Contentment will again contest the Group One Yasuda Kinen below his optimum fighting weight but trainer John Size is hoping that experience gained from last year’s disastrous run will result in a “dramatic improvement” on Sunday.
Any improvement won’t be that difficult for Contentment, who put in a career-worst effort to finish last in 2016 after suffering significant weight loss in the build up to the race.
Foreign horses face challenging quarantine requirements before competing in Japan and during Contentment’s first trip abroad he lost nearly 50 pounds (22 kilograms).
The weight loss showed on track and Contentment’s weight has also dropped this time, from 1,140 pounds before his last start win in the Group One Champions Mile one month ago to 1,124 pounds.
That measurement was taken on Monday upon Contentment’s arrival at Tokyo Racecourse from the quarantine centre and will be taken again before race day, but Size isn’t concerned and seemed relatively upbeat about his horse’s chances.
“He benefitted from that experience [last year] and he seemed to settle into quarantine a little bit quicker,” Size said. “He is a little bit better and a little bit more relaxed.

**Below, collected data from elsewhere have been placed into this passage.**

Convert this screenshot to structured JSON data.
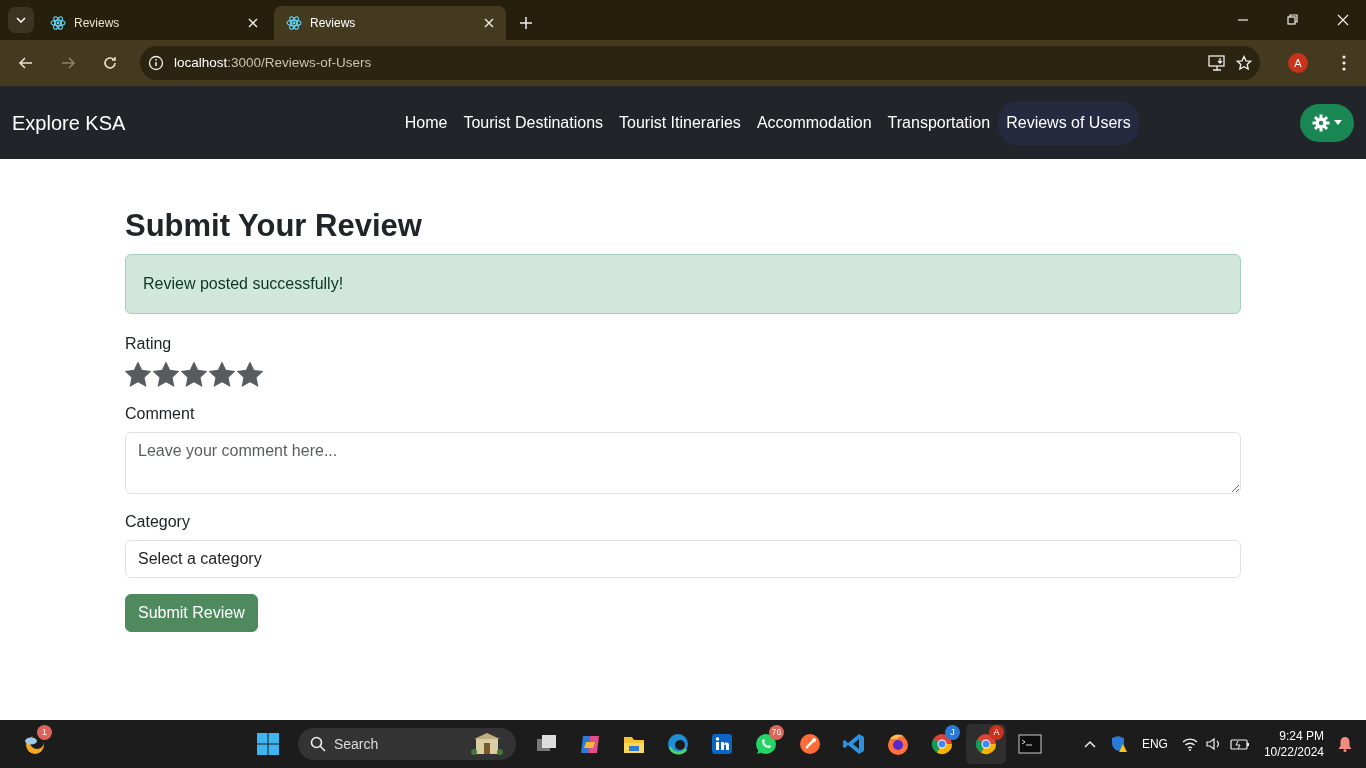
{
  "browser": {
    "tabs": [
      {
        "title": "Reviews",
        "selected": false
      },
      {
        "title": "Reviews",
        "selected": true
      }
    ],
    "address_host": "localhost",
    "address_path": ":3000/Reviews-of-Users",
    "profile_initial": "A"
  },
  "navbar": {
    "brand": "Explore KSA",
    "links": [
      {
        "label": "Home",
        "selected": false
      },
      {
        "label": "Tourist Destinations",
        "selected": false
      },
      {
        "label": "Tourist Itineraries",
        "selected": false
      },
      {
        "label": "Accommodation",
        "selected": false
      },
      {
        "label": "Transportation",
        "selected": false
      },
      {
        "label": "Reviews of Users",
        "selected": true
      }
    ]
  },
  "form": {
    "title": "Submit Your Review",
    "alert": "Review posted successfully!",
    "rating_label": "Rating",
    "stars": 5,
    "comment_label": "Comment",
    "comment_placeholder": "Leave your comment here...",
    "category_label": "Category",
    "category_value": "Select a category",
    "submit": "Submit Review"
  },
  "taskbar": {
    "widgets_badge": "1",
    "search_placeholder": "Search",
    "apps": [
      {
        "kind": "taskview",
        "selected": false
      },
      {
        "kind": "copilot",
        "selected": false
      },
      {
        "kind": "files",
        "selected": false
      },
      {
        "kind": "edge",
        "selected": false
      },
      {
        "kind": "linkedin",
        "selected": false
      },
      {
        "kind": "whatsapp",
        "badge": "76",
        "selected": false
      },
      {
        "kind": "postman",
        "selected": false
      },
      {
        "kind": "vscode",
        "selected": false
      },
      {
        "kind": "firefox",
        "selected": false
      },
      {
        "kind": "chrome",
        "badge": "J",
        "selected": false
      },
      {
        "kind": "chrome",
        "badge": "A",
        "selected": true
      },
      {
        "kind": "terminal",
        "selected": false
      }
    ],
    "language": "ENG",
    "time": "9:24 PM",
    "date": "10/22/2024"
  }
}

He looks strong.
“He has lost weight through the transport and he probably won’t put that back on, but even with that he still looks OK, he probably carries a little bit more condition at home but the weight he has lost in transit is only water and it shouldn’t worry him, his muscles are still look strong.
“It’s a natural progression, experience number one, and the fact he is a little bit older and stronger, just through maturity.

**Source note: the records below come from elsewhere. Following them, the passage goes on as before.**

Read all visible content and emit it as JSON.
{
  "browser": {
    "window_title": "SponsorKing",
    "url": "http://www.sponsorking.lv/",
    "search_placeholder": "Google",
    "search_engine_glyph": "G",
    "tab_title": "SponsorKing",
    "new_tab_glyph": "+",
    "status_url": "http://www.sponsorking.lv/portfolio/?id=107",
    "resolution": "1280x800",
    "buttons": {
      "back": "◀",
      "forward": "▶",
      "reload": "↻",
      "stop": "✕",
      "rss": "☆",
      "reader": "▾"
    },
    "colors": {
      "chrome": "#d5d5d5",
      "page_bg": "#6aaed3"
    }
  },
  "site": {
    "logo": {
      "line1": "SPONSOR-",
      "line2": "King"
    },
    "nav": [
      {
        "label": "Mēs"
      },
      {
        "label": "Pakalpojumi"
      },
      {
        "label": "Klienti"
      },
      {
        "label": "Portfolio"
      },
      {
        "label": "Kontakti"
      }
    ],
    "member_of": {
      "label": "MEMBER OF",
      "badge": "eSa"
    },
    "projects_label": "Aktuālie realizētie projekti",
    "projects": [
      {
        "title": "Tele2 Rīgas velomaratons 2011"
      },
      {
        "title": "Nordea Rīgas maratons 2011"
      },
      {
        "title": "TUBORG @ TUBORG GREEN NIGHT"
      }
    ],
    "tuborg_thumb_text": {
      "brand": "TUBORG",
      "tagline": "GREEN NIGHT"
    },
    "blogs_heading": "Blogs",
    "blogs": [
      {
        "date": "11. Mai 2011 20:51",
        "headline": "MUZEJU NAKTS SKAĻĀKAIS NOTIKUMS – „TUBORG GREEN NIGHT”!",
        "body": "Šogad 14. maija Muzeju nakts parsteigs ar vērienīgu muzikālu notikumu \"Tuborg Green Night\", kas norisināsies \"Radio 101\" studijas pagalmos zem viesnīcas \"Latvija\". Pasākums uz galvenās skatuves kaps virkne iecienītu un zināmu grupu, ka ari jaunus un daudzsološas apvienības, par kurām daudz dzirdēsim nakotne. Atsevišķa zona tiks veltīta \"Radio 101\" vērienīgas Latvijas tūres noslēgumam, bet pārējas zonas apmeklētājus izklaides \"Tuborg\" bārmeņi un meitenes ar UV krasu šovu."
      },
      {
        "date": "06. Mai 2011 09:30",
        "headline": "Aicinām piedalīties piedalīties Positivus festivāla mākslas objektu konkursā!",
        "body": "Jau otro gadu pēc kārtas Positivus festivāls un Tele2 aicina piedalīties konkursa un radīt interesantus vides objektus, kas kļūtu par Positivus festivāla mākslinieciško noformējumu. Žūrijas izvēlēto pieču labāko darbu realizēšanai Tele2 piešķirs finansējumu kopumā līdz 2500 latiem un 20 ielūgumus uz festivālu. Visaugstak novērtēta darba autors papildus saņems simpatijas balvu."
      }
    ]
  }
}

“Generally he should be in better condition, and it appears that he is, it’s now whether he can put that on the track, that’s a different matter.”
The Yasuda Kinen ranks as one of the world’s toughest mile races, one of only two Group One miles open to all ages and sexes during the year, and on a course featuring a long, testing straight.

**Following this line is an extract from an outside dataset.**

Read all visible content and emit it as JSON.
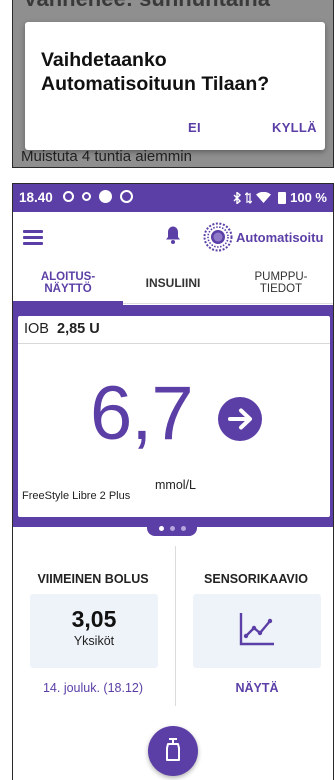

“His performance wasn’t suitable at all last year, but it was probably the fact he had no experience on the track, he has no experience left-handed and he had never been here before, so I am hoping that now he has done that, the second time he will improve dramatically,” Size said.
“Obviously it’s a very testing course, with a long straight and uphill. The tempo of the race is usually not very fast though and that should give him an opportunity to finish off.”
Contentment worked steadily on the dirt on Thursday morning while fellow Hong Kong raider, the Tony Cruz-trained Beauty Only, jumped out of the barriers and sprinted for around 500m – a technique commonly used by Cruz three to four days out from race day, but one that had local media somewhat confused.
“He doesn’t have a problem with the gates, it’s just a blowout, something to get him sharpened up and ready for race day,” Cruz said.
“He has settled in very well, he eats and drinks very well. The trip was very good, he is professional and he learns fast. He is a very relaxed type of horse.”